Last week, customers enjoyed sweet potato, lemon poppy seed and raspberry muffins, as well as cheddar jalapeño scones, almond and fennel biscotti, and chocolate lava cookies.
“We bake fresh muffins every morning and then as needed throughout the day so they are always fresh with no waste and the shop smells really good doing it this way. And it’s all local!”
Yep, that’s why we love Sneaky Beans.
But… let’s admit it. Sometimes we need something stronger when the full impact of the holidays suddenly hit. (Lookin’ at you, in-laws.) Fortunately that’s the perfect time for one of our newer local businesses, Barley’s Beer Barn, to come to the rescue.
Owner Greg Purnell says, “We love what we do. We carry every beer that we can get – everything from local, regional, and national crafts, imports from around the world and domestics too. We have a Growler Station where you can buy a pint, enjoy a flight paddle and fill your growler while watching the game or just talking beer with us and other customers.”

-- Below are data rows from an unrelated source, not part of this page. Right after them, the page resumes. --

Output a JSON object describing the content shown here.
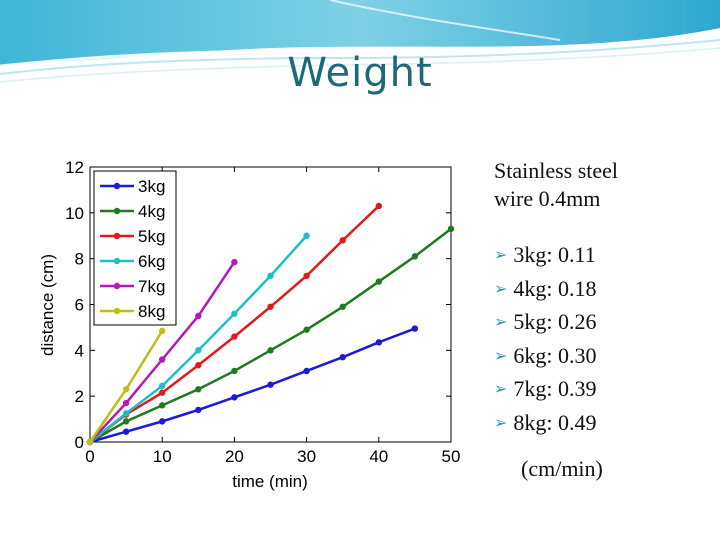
{
  "slide": {
    "title": "Weight",
    "subtitle_lines": [
      "Stainless steel",
      "wire 0.4mm"
    ],
    "rates": [
      {
        "label": "3kg:",
        "value": "0.11"
      },
      {
        "label": "4kg:",
        "value": "0.18"
      },
      {
        "label": "5kg:",
        "value": "0.26"
      },
      {
        "label": "6kg:",
        "value": "0.30"
      },
      {
        "label": "7kg:",
        "value": "0.39"
      },
      {
        "label": "8kg:",
        "value": "0.49"
      }
    ],
    "units": "(cm/min)",
    "bullet_icon": "arrow-bullet-icon",
    "accent_color": "#2a9bb0",
    "title_color": "#1c6a78"
  },
  "chart_data": {
    "type": "line",
    "title": "",
    "xlabel": "time (min)",
    "ylabel": "distance (cm)",
    "xlim": [
      0,
      50
    ],
    "ylim": [
      0,
      12
    ],
    "xticks": [
      0,
      10,
      20,
      30,
      40,
      50
    ],
    "yticks": [
      0,
      2,
      4,
      6,
      8,
      10,
      12
    ],
    "legend_position": "top-left",
    "grid": false,
    "series": [
      {
        "name": "3kg",
        "color": "#1a1adb",
        "x": [
          0,
          5,
          10,
          15,
          20,
          25,
          30,
          35,
          40,
          45
        ],
        "y": [
          0,
          0.45,
          0.9,
          1.4,
          1.95,
          2.5,
          3.1,
          3.7,
          4.35,
          4.95
        ]
      },
      {
        "name": "4kg",
        "color": "#1e7a1e",
        "x": [
          0,
          5,
          10,
          15,
          20,
          25,
          30,
          35,
          40,
          45,
          50
        ],
        "y": [
          0,
          0.9,
          1.6,
          2.3,
          3.1,
          4.0,
          4.9,
          5.9,
          7.0,
          8.1,
          9.3
        ]
      },
      {
        "name": "5kg",
        "color": "#e11a1a",
        "x": [
          0,
          5,
          10,
          15,
          20,
          25,
          30,
          35,
          40
        ],
        "y": [
          0,
          1.2,
          2.15,
          3.35,
          4.6,
          5.9,
          7.25,
          8.8,
          10.3
        ]
      },
      {
        "name": "6kg",
        "color": "#1fbfc9",
        "x": [
          0,
          5,
          10,
          15,
          20,
          25,
          30
        ],
        "y": [
          0,
          1.25,
          2.45,
          4.0,
          5.6,
          7.25,
          9.0
        ]
      },
      {
        "name": "7kg",
        "color": "#b21ab8",
        "x": [
          0,
          5,
          10,
          15,
          20
        ],
        "y": [
          0,
          1.7,
          3.6,
          5.5,
          7.85
        ]
      },
      {
        "name": "8kg",
        "color": "#bdbd1c",
        "x": [
          0,
          5,
          10
        ],
        "y": [
          0,
          2.3,
          4.85
        ]
      }
    ]
  }
}
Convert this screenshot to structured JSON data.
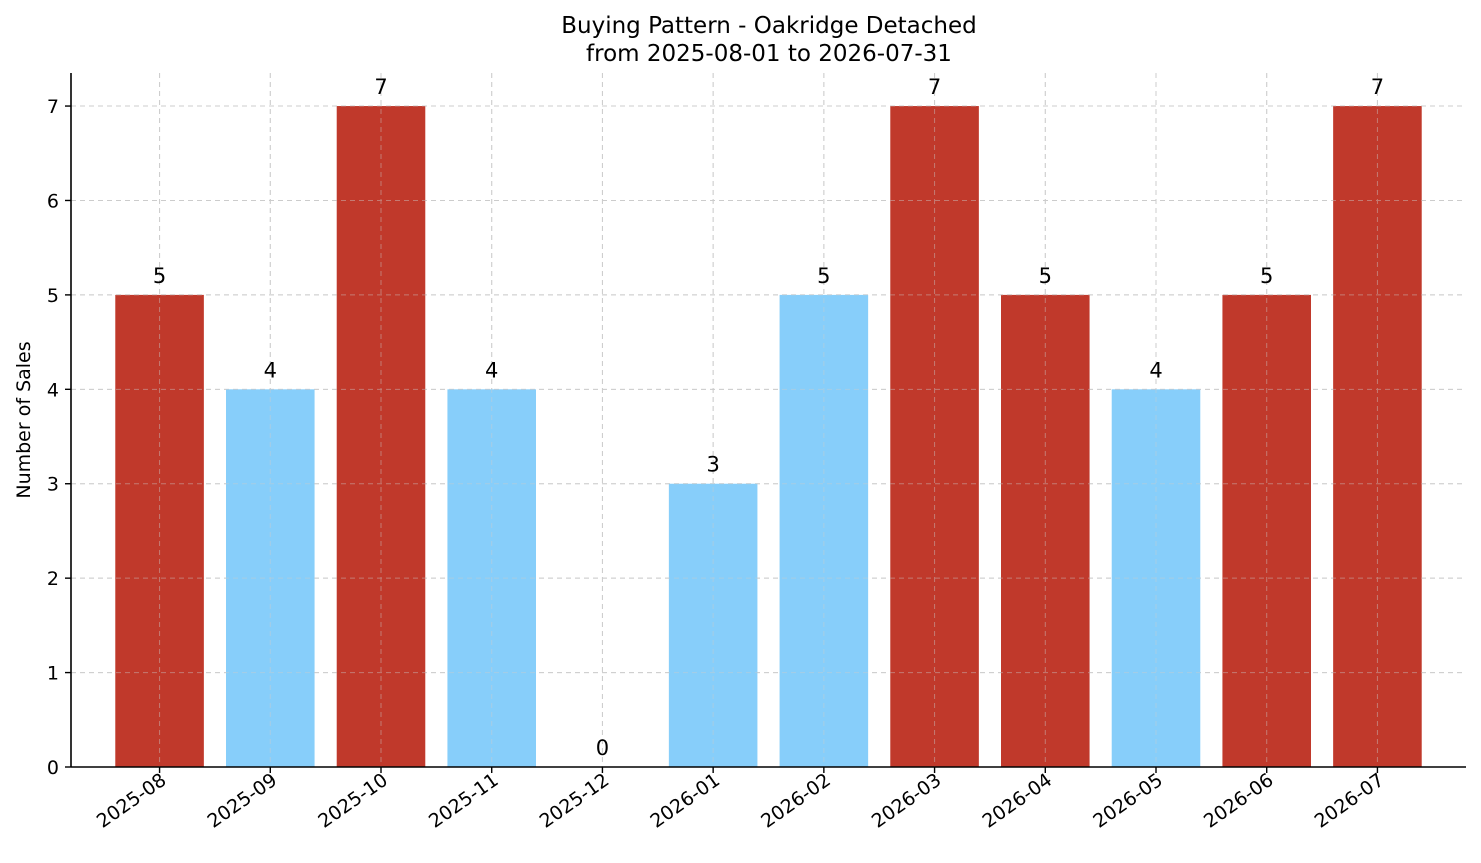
{
  "chart_data": {
    "type": "bar",
    "title": "Buying Pattern - Oakridge Detached",
    "subtitle": "from 2025-08-01 to 2026-07-31",
    "xlabel": "",
    "ylabel": "Number of Sales",
    "categories": [
      "2025-08",
      "2025-09",
      "2025-10",
      "2025-11",
      "2025-12",
      "2026-01",
      "2026-02",
      "2026-03",
      "2026-04",
      "2026-05",
      "2026-06",
      "2026-07"
    ],
    "values": [
      5,
      4,
      7,
      4,
      0,
      3,
      5,
      7,
      5,
      4,
      5,
      7
    ],
    "bar_colors": [
      "#c0392b",
      "#87cefa",
      "#c0392b",
      "#87cefa",
      "#87cefa",
      "#87cefa",
      "#87cefa",
      "#c0392b",
      "#c0392b",
      "#87cefa",
      "#c0392b",
      "#c0392b"
    ],
    "colors": {
      "high": "#c0392b",
      "low": "#87cefa"
    },
    "yticks": [
      0,
      1,
      2,
      3,
      4,
      5,
      6,
      7
    ],
    "ylim": [
      0,
      7.35
    ],
    "grid": true,
    "data_labels": true
  }
}
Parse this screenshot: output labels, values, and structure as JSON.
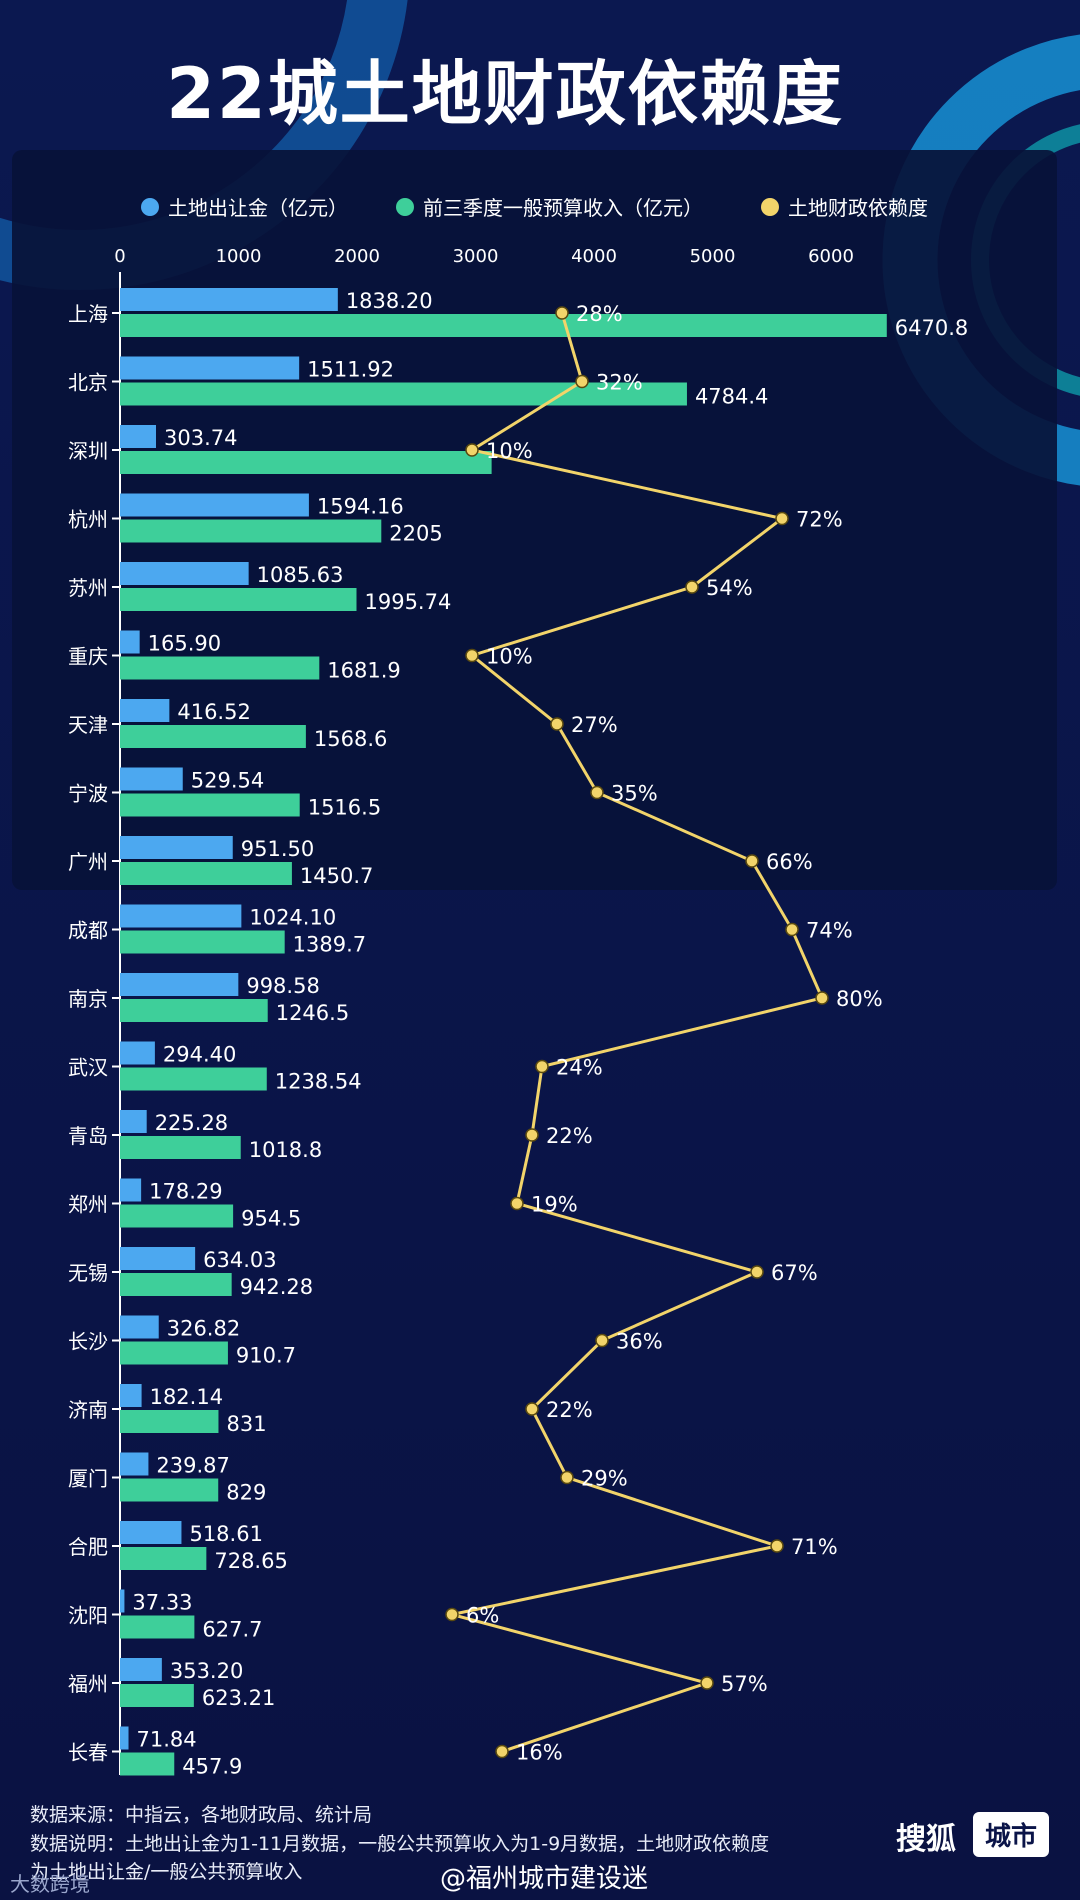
{
  "title": "22城土地财政依赖度",
  "colors": {
    "land": "#4ca8f0",
    "budget": "#3ecf9a",
    "ratio": "#f2d46a",
    "text": "#ffffff",
    "axis": "#ffffff"
  },
  "chart_data": {
    "type": "bar",
    "orientation": "horizontal",
    "legend_position": "top",
    "categories": [
      "上海",
      "北京",
      "深圳",
      "杭州",
      "苏州",
      "重庆",
      "天津",
      "宁波",
      "广州",
      "成都",
      "南京",
      "武汉",
      "青岛",
      "郑州",
      "无锡",
      "长沙",
      "济南",
      "厦门",
      "合肥",
      "沈阳",
      "福州",
      "长春"
    ],
    "x_ticks": [
      "0",
      "1000",
      "2000",
      "3000",
      "4000",
      "5000",
      "6000"
    ],
    "xlim": [
      0,
      6500
    ],
    "series": [
      {
        "name": "土地出让金（亿元）",
        "values": [
          1838.2,
          1511.92,
          303.74,
          1594.16,
          1085.63,
          165.9,
          416.52,
          529.54,
          951.5,
          1024.1,
          998.58,
          294.4,
          225.28,
          178.29,
          634.03,
          326.82,
          182.14,
          239.87,
          518.61,
          37.33,
          353.2,
          71.84
        ],
        "labels": [
          "1838.20",
          "1511.92",
          "303.74",
          "1594.16",
          "1085.63",
          "165.90",
          "416.52",
          "529.54",
          "951.50",
          "1024.10",
          "998.58",
          "294.40",
          "225.28",
          "178.29",
          "634.03",
          "326.82",
          "182.14",
          "239.87",
          "518.61",
          "37.33",
          "353.20",
          "71.84"
        ]
      },
      {
        "name": "前三季度一般预算收入（亿元）",
        "values": [
          6470.8,
          4784.4,
          3136.0,
          2205,
          1995.74,
          1681.9,
          1568.6,
          1516.5,
          1450.7,
          1389.7,
          1246.5,
          1238.54,
          1018.8,
          954.5,
          942.28,
          910.7,
          831,
          829,
          728.65,
          627.7,
          623.21,
          457.9
        ],
        "labels": [
          "6470.8",
          "4784.4",
          "",
          "2205",
          "1995.74",
          "1681.9",
          "1568.6",
          "1516.5",
          "1450.7",
          "1389.7",
          "1246.5",
          "1238.54",
          "1018.8",
          "954.5",
          "942.28",
          "910.7",
          "831",
          "829",
          "728.65",
          "627.7",
          "623.21",
          "457.9"
        ]
      },
      {
        "name": "土地财政依赖度",
        "values": [
          28,
          32,
          10,
          72,
          54,
          10,
          27,
          35,
          66,
          74,
          80,
          24,
          22,
          19,
          67,
          36,
          22,
          29,
          71,
          6,
          57,
          16
        ],
        "labels": [
          "28%",
          "32%",
          "10%",
          "72%",
          "54%",
          "10%",
          "27%",
          "35%",
          "66%",
          "74%",
          "80%",
          "24%",
          "22%",
          "19%",
          "67%",
          "36%",
          "22%",
          "29%",
          "71%",
          "6%",
          "57%",
          "16%"
        ]
      }
    ]
  },
  "footer": {
    "source": "数据来源：中指云，各地财政局、统计局",
    "note1": "数据说明：土地出让金为1-11月数据，一般公共预算收入为1-9月数据，土地财政依赖度",
    "note2": "为土地出让金/一般公共预算收入"
  },
  "brand": {
    "name": "搜狐",
    "tag": "城市"
  },
  "watermark": "@福州城市建设迷",
  "watermark_left": "大数跨境"
}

He tells us the “build your own 6-pack” is a popular product. (And we believe him.) “Customers love to be able to create their perfect 6-pack or pick beers that they’ve never had before. It’s very popular to pick up on the way to a holiday party or a family get-together.”
Did he say “enjoy a flight paddle?” What better place than that to hide out and get yourself back into the holiday spirit?